Se puder, use água da chuva, evite recipientes metálicos que enferrujam e não faça a infusão com urtigas já espigadas, a não ser que queira urtigas a nascer em todo o lado. Use lotes frescos; uma ou duas semanas à sombra chegam, mas isto não é vinho.

“Pensem no chá de urtiga como um caldo caseiro”, disse-me Maya. “É a base que faz tudo o resto saber - bem, a vida.”

  • Colha: urtigas jovens, sem sementes.
  • Proporção: cerca de 1 kg para 10 L de água.
  • Fermentação: 7 a 14 dias, mexendo com frequência.
  • Diluição: 1:10 para solo, 1:20 para foliar.
  • Horário: de manhã cedo ou ao fim do dia, com luz fresca.
  • Recipientes: plástico, madeira ou qualidade alimentar; não use metal.

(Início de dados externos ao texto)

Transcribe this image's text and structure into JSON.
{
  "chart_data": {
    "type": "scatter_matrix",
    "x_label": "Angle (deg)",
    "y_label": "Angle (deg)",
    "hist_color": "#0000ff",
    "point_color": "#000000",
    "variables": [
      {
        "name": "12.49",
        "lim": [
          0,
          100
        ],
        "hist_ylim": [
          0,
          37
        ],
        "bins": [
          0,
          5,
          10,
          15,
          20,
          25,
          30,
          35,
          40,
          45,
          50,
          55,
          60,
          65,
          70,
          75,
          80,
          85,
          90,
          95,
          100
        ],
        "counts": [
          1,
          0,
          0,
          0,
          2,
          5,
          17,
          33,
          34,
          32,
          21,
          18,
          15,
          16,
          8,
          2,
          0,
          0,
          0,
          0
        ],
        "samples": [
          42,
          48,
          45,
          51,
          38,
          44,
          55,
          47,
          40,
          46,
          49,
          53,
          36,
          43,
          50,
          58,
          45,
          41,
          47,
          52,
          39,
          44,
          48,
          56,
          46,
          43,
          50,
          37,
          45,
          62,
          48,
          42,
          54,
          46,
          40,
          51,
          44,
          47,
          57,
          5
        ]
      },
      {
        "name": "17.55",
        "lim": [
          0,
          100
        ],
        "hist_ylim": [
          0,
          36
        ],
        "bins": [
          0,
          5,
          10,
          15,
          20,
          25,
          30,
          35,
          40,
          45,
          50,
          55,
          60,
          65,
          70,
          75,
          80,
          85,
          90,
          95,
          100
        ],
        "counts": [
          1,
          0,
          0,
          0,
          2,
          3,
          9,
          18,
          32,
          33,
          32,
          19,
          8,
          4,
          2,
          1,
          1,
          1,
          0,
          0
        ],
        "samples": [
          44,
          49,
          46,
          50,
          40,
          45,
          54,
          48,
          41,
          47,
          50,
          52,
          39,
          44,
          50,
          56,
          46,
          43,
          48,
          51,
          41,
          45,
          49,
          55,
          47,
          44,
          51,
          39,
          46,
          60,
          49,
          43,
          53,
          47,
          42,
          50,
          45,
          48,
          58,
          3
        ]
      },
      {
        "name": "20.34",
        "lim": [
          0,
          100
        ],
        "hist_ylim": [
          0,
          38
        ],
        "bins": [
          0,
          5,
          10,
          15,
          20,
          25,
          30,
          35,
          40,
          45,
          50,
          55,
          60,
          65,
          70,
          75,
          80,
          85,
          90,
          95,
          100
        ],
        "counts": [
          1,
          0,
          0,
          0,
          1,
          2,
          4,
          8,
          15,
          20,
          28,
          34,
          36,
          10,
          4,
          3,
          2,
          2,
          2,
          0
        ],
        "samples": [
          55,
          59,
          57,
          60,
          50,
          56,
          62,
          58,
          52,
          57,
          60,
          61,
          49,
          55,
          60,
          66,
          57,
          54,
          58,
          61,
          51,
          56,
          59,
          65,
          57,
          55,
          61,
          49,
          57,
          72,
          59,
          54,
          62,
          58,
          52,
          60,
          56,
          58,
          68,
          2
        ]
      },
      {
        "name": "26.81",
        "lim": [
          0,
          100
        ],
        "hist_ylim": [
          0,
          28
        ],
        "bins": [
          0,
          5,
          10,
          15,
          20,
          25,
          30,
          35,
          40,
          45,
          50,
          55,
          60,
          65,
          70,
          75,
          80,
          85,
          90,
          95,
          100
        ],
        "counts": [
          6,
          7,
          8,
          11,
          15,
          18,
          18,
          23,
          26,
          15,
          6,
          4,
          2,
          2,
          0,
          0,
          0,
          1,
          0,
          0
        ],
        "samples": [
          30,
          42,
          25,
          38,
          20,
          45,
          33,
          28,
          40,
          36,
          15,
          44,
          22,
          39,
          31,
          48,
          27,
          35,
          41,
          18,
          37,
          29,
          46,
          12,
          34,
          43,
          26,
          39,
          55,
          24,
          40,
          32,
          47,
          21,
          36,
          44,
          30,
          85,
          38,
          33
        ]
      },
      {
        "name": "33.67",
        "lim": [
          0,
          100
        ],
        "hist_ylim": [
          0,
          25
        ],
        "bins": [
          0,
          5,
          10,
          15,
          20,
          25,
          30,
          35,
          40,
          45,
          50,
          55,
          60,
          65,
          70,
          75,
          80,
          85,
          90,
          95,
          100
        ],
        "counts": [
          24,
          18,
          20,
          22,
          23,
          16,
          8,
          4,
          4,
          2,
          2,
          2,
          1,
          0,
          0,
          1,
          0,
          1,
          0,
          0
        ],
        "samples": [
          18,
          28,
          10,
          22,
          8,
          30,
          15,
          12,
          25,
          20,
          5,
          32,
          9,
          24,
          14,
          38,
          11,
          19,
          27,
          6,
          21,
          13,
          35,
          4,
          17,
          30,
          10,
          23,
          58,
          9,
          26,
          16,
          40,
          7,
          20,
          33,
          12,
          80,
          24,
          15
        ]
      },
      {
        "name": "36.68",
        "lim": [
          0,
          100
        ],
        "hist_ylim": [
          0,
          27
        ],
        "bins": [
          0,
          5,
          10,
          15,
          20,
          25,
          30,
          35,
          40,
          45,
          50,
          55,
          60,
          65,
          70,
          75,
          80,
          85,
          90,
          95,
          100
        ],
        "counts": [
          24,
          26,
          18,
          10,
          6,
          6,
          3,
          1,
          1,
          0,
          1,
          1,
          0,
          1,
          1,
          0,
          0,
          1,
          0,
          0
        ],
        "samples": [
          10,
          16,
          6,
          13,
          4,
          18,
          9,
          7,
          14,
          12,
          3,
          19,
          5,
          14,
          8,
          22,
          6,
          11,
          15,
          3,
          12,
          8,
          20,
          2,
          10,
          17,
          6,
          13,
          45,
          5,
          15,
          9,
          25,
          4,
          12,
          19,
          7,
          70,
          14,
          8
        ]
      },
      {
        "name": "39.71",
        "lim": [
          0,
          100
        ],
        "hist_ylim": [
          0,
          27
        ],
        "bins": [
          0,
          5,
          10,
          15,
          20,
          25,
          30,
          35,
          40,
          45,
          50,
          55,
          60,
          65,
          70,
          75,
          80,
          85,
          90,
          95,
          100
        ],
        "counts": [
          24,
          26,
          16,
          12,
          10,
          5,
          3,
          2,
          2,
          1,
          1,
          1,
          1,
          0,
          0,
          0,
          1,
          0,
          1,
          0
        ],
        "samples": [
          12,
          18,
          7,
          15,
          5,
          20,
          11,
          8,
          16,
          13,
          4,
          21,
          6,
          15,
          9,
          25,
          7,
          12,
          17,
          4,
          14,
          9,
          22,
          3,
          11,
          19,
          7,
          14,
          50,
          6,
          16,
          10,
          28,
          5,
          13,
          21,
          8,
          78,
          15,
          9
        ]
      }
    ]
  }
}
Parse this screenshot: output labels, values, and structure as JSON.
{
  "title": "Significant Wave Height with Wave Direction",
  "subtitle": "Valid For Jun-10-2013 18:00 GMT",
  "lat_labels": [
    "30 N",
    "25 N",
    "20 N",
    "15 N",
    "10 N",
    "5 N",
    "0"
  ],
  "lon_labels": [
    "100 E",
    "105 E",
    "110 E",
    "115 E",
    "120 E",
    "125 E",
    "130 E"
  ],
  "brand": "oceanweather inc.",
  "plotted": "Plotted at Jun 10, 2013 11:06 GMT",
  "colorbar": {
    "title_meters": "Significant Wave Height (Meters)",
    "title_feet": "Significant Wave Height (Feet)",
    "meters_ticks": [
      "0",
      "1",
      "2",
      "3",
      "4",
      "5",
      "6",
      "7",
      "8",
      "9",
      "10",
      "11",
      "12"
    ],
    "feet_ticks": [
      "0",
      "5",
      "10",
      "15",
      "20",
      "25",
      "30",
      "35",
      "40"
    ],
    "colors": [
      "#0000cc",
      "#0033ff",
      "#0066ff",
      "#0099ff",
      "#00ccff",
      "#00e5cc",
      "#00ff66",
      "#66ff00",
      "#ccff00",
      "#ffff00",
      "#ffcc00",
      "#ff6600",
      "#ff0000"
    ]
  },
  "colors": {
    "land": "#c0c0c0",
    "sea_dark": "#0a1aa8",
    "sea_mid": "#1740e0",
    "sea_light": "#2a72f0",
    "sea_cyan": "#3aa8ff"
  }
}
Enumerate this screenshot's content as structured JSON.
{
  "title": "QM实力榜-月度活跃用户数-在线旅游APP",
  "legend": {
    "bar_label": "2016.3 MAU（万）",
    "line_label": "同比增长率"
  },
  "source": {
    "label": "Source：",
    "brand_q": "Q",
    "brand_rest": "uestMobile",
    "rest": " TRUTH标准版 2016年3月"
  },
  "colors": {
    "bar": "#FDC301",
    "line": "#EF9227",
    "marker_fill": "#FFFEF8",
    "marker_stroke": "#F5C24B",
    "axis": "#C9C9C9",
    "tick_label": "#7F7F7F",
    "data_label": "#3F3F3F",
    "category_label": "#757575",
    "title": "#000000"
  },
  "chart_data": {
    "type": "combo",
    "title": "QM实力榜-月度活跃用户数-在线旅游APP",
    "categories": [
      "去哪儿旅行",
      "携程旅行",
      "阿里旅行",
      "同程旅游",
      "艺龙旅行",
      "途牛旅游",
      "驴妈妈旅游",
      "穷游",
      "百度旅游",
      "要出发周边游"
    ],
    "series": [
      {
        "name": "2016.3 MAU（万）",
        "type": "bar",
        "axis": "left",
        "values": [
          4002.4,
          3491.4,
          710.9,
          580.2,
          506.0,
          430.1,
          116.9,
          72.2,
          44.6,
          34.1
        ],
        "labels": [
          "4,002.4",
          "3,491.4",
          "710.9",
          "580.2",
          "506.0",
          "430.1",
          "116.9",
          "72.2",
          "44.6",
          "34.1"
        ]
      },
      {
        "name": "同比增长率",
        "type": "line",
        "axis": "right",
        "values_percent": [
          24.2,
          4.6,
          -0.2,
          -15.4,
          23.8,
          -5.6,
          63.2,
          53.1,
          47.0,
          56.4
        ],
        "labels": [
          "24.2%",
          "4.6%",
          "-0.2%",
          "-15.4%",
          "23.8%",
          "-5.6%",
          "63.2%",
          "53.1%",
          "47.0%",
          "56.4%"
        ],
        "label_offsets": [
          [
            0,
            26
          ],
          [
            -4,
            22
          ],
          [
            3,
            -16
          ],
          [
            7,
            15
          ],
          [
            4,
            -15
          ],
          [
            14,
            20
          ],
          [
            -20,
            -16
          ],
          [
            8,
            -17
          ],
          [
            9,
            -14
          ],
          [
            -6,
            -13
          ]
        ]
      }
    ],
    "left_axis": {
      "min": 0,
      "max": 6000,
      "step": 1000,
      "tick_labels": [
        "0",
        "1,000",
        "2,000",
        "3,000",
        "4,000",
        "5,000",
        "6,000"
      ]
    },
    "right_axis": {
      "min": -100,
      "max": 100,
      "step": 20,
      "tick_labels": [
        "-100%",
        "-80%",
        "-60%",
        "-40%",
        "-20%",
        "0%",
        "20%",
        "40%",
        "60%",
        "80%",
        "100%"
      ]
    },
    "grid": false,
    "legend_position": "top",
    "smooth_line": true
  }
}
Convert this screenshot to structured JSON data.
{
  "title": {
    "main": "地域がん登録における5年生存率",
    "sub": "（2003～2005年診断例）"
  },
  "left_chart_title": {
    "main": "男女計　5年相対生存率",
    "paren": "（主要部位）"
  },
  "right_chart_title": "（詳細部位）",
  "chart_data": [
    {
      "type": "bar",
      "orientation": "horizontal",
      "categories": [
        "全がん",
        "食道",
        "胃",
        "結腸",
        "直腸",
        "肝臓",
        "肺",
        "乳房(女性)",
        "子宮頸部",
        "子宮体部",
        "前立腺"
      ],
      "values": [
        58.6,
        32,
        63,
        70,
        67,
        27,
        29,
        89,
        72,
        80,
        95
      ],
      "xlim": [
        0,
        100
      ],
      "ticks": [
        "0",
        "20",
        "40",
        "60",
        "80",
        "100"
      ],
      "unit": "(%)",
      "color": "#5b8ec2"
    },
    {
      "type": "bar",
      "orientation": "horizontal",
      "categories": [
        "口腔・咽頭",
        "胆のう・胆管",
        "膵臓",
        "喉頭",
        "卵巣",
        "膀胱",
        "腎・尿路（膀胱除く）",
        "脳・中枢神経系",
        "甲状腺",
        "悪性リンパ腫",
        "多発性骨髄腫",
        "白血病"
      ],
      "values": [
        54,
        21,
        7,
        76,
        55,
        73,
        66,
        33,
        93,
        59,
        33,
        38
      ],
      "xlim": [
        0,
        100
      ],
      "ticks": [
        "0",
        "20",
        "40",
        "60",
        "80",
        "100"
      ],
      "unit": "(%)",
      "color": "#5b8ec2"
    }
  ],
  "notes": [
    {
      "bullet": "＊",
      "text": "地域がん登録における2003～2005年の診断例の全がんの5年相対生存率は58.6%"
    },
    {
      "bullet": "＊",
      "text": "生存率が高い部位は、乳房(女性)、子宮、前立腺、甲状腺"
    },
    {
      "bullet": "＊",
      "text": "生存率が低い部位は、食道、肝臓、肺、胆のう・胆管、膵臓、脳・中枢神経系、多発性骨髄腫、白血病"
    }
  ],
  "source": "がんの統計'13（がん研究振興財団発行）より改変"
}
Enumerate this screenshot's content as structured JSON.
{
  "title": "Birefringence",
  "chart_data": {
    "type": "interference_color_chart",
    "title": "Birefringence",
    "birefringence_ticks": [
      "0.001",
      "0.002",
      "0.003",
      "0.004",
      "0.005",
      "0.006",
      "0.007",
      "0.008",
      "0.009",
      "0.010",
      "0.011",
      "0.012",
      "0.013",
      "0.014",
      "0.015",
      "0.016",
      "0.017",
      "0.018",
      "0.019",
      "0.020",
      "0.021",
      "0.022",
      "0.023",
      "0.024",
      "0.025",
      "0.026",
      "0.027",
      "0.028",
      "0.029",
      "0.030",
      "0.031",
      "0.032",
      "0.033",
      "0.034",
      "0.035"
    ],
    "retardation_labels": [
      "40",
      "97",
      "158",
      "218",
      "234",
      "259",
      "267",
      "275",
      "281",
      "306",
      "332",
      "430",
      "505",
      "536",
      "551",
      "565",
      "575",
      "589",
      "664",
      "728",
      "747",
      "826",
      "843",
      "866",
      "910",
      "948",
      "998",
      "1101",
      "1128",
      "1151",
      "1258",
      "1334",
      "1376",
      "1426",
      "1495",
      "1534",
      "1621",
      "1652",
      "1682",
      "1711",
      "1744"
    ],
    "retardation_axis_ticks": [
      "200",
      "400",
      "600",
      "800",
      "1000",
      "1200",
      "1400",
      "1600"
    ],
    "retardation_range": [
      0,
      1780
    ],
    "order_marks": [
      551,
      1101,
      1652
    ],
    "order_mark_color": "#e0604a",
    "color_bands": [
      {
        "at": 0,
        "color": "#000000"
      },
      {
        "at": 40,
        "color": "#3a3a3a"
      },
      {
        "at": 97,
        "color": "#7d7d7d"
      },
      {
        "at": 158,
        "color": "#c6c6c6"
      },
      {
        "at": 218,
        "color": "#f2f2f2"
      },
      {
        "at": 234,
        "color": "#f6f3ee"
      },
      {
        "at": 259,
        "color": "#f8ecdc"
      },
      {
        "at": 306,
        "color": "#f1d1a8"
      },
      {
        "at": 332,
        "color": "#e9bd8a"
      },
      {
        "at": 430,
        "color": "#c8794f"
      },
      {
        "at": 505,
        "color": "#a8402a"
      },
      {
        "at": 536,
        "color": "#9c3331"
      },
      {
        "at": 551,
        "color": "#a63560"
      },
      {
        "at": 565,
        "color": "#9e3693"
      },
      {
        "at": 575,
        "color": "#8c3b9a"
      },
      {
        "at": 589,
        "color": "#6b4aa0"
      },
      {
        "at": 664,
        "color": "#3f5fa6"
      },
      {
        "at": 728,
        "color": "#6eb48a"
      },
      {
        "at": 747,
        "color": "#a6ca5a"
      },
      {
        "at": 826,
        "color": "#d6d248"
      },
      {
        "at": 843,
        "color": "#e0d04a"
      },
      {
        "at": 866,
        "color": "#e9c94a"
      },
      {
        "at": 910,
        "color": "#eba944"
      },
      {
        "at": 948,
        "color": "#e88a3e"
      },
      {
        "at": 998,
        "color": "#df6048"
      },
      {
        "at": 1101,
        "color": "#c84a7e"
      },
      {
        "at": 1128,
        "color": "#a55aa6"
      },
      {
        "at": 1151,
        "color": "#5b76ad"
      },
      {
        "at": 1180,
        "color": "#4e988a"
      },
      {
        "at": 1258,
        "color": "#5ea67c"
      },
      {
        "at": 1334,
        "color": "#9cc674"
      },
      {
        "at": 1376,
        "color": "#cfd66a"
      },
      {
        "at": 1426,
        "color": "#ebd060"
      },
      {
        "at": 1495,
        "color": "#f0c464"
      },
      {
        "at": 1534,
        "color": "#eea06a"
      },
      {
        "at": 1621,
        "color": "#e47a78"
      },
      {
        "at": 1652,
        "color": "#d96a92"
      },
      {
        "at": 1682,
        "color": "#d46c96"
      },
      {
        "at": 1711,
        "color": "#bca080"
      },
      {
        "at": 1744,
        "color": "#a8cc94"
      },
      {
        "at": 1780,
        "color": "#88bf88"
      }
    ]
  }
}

Uma ideia antiga com novas apostas

Dentro desse balde há também uma mudança mais ampla. Os jardineiros estão a sair dos impulsos rápidos e a pensar em sistemas vivos, a trocar o “alimentar já” por “construir resistência”. O chá de urtiga encaixa bem nessa viragem: é barato, produz pouco desperdício, é local e dá resultados surpreendentemente depressa quando as raízes estão ativas e os solos não foram queimados por sais. Dá até para sentir quando o solo desperta.

Em passeios e hortas urbanas, as pessoas trocam receitas, comparam proporções, riem-se do cheiro e apontam resultados. A resposta não é só mais verde; é menos pragas, menos ansiedade com a rega e mais tranquilidade em ondas de calor. O chá não substitui todas as ferramentas, nem resolve uma planta mal colocada, mas altera o ritmo. Muda a forma como se observa.

Ponto-chave Detalhe Interesse para o leitor
Entrega de nutrientes Complexos orgânicos, micronutrientes e microrganismos chegam às raízes sem subir a EC Recuperação visual mais rápida, com menos risco de queimadura ou lixiviação
Método simples Urtigas jovens, fermentação de 7 a 14 dias, diluição 1:10 a 1:20 Passos práticos para começar já esta semana
Saúde do solo Alimenta a rizosfera, não apenas a planta Crescimento mais resiliente, melhor sabor e necessidades de rega mais estáveis

FAQ :

  • O chá de urtiga funciona mesmo mais depressa do que o fertilizante sintético? Muitas vezes, sim, porque a planta e os microrganismos conseguem aproveitar depressa a mistura equilibrada e com pouco sal. Nota-se folhas mais vivas sem o “choque” dos sais.
  • Vai deixar mau cheiro na horta? Um pouco, como composto forte. Mantenha o balde tapado e aplique ao fim do dia; o cheiro desaparece depressa.
  • Posso substituir todos os fertilizantes pelo chá de urtiga? Use-o como base. Culturas muito exigentes ou solos pobres podem continuar a precisar de composto, correções minerais ou um fertilizante orgânico equilibrado.
  • É seguro para culturas alimentares? Sim - aplique no solo e evite pulverizar nas folhas perto da colheita. Lave os produtos como faz normalmente.
  • Com que frequência devo usar? Todas as semanas em crescimento ativo, ou de duas em duas semanas em vasos. Comece diluído, use com regularidade.